International career
- 1998–1999: Hungary U14 / 3 / (1)
- 1999–2000: Hungary U15 / 12 / (2)
- Hungary U16
- 2007–2013: Hungary / 3 / (0)

Managerial career
- 2021–: MTK Budapest (U19)

= József Kanta =

Hungarian footballer

József Kanta (born 24 March 1984) is a Hungarian professional football coach and a former player. He is the coach of the Under-19 squad of MTK Budapest.
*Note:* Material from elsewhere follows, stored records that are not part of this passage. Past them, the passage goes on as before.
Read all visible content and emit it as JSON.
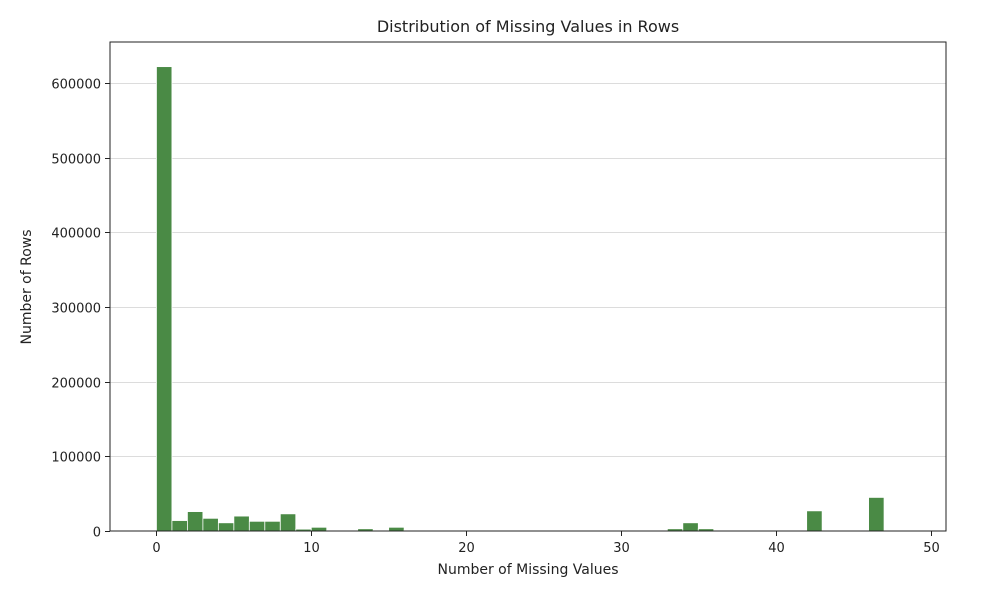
{
  "chart_data": {
    "type": "bar",
    "title": "Distribution of Missing Values in Rows",
    "xlabel": "Number of Missing Values",
    "ylabel": "Number of Rows",
    "xlim": [
      -3,
      51
    ],
    "ylim": [
      0,
      655000
    ],
    "xticks": [
      0,
      10,
      20,
      30,
      40,
      50
    ],
    "yticks": [
      0,
      100000,
      200000,
      300000,
      400000,
      500000,
      600000
    ],
    "grid": "y",
    "bar_color": "#4a8a45",
    "bin_width": 1.0,
    "bins": [
      {
        "x": 0,
        "value": 622000
      },
      {
        "x": 1,
        "value": 14000
      },
      {
        "x": 2,
        "value": 26000
      },
      {
        "x": 3,
        "value": 17000
      },
      {
        "x": 4,
        "value": 11000
      },
      {
        "x": 5,
        "value": 20000
      },
      {
        "x": 6,
        "value": 13000
      },
      {
        "x": 7,
        "value": 13000
      },
      {
        "x": 8,
        "value": 23000
      },
      {
        "x": 9,
        "value": 2500
      },
      {
        "x": 10,
        "value": 5000
      },
      {
        "x": 11,
        "value": 800
      },
      {
        "x": 12,
        "value": 600
      },
      {
        "x": 13,
        "value": 3000
      },
      {
        "x": 14,
        "value": 600
      },
      {
        "x": 15,
        "value": 5000
      },
      {
        "x": 16,
        "value": 1200
      },
      {
        "x": 17,
        "value": 1000
      },
      {
        "x": 18,
        "value": 400
      },
      {
        "x": 19,
        "value": 600
      },
      {
        "x": 20,
        "value": 400
      },
      {
        "x": 21,
        "value": 300
      },
      {
        "x": 32,
        "value": 500
      },
      {
        "x": 33,
        "value": 3000
      },
      {
        "x": 34,
        "value": 11000
      },
      {
        "x": 35,
        "value": 3000
      },
      {
        "x": 42,
        "value": 27000
      },
      {
        "x": 46,
        "value": 45000
      }
    ]
  }
}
He represented the Hungary national football team. He won the first of his two caps against Cyprus on 6 February 2007.

In 2006, he got the Ferenc Puskás prize and, in 2008, he got the József Bozsik prize from the Hungarian Football Federation.

==Honours==
MTK Hungária FC
- Hungarian League: 2008
  - Runner-up: 2007
- Ferenc Puskás prize: 2006
- József Bozsik prize: 2008

==Club statistics==

| Club | Season | League |  | Cup |  | League Cup |  | Europe |  | Total |  |
| Apps | Goals | Apps | Goals | Apps | Goals | Apps | Goals | Apps | Goals |
Siófok
| 2002–03 | 29 | 24 | 3 | 2 | – | – | – | – | 32 | 26 |
| 2003–04 | 29 | 24 | 5 | 1 | 0 | 0 | 0 | 0 | 34 | 25 |
| Total | 58 | 48 | 8 | 3 | – | – | – | – | 66 | 51 |
MTK Budapest
| 2004–05 | 28 | 8 | 2 | 0 | – | – | – | – | 30 | 8 |
| 2005–06 | 24 | 18 | ? | ? | – | – | – | – | 24 | 18 |
| 2006–07 | 27 | 16 | 5 | 6 | – | – | – | – | 32 | 22 |
| 2007–08 | 26 | 12 | 0 | 0 | 6 | 3 | 2 | 0 | 34 | 15 |
| 2008–09 | 6 | 5 | 3 | 0 | 1 | 0 | 0 | 0 | 10 | 5 |
| 2009–10 | 3 | 0 | 0 | 0 | 0 | 0 | – | – | 3 | 0 |
| 2010–11 | 27 | 4 | 5 | 1 | – | – | – | – | 32 | 5 |
| 2011–12 | 27 | 8 | 8 | 5 | 6 | 0 | – | – | 41 | 13 |
| 2012–13 | 26 | 9 | 0 | 0 | 2 | 0 | 2 | 1 | 30 | 10 |
| 2013–14 | 27 | 10 | 7 | 5 | 1 | 0 | – | – | 35 | 15 |
| 2014–15 | 29 | 8 | 4 | 3 | 5 | 1 | – | – | 38 | 12 |
| 2015–16 | 27 | 7 | 2 | 0 | – | – | 2 | 0 | 31 | 7 |
| 2016–17 | 32 | 3 | 1 | 0 | – | – | 4 | 0 | 37 | 3 |
| 2017–18 | 25 | 6 | 4 | 3 | – | – | – | – | 29 | 9 |
| 2018–19 | 27 | 6 | 3 | 1 | – | – | – | – | 30 | 7 |
| 2019–20 | 11 | 2 | 7 | 1 | – | – | – | – | 18 | 3 |
| 2020–21 | 5 | 0 | 5 | 1 | – | – | – | – | 10 | 1 |
| Total | 377 | 122 | 56 | 26 | 21 | 4 | 10 | 1 | 464 | 133 |
| Career Total |  | 435 | 170 | 64 | 26 | 21 | 4 | 10 | 1 | 530 | 183 |

Updated to games played as of 15 May 2021.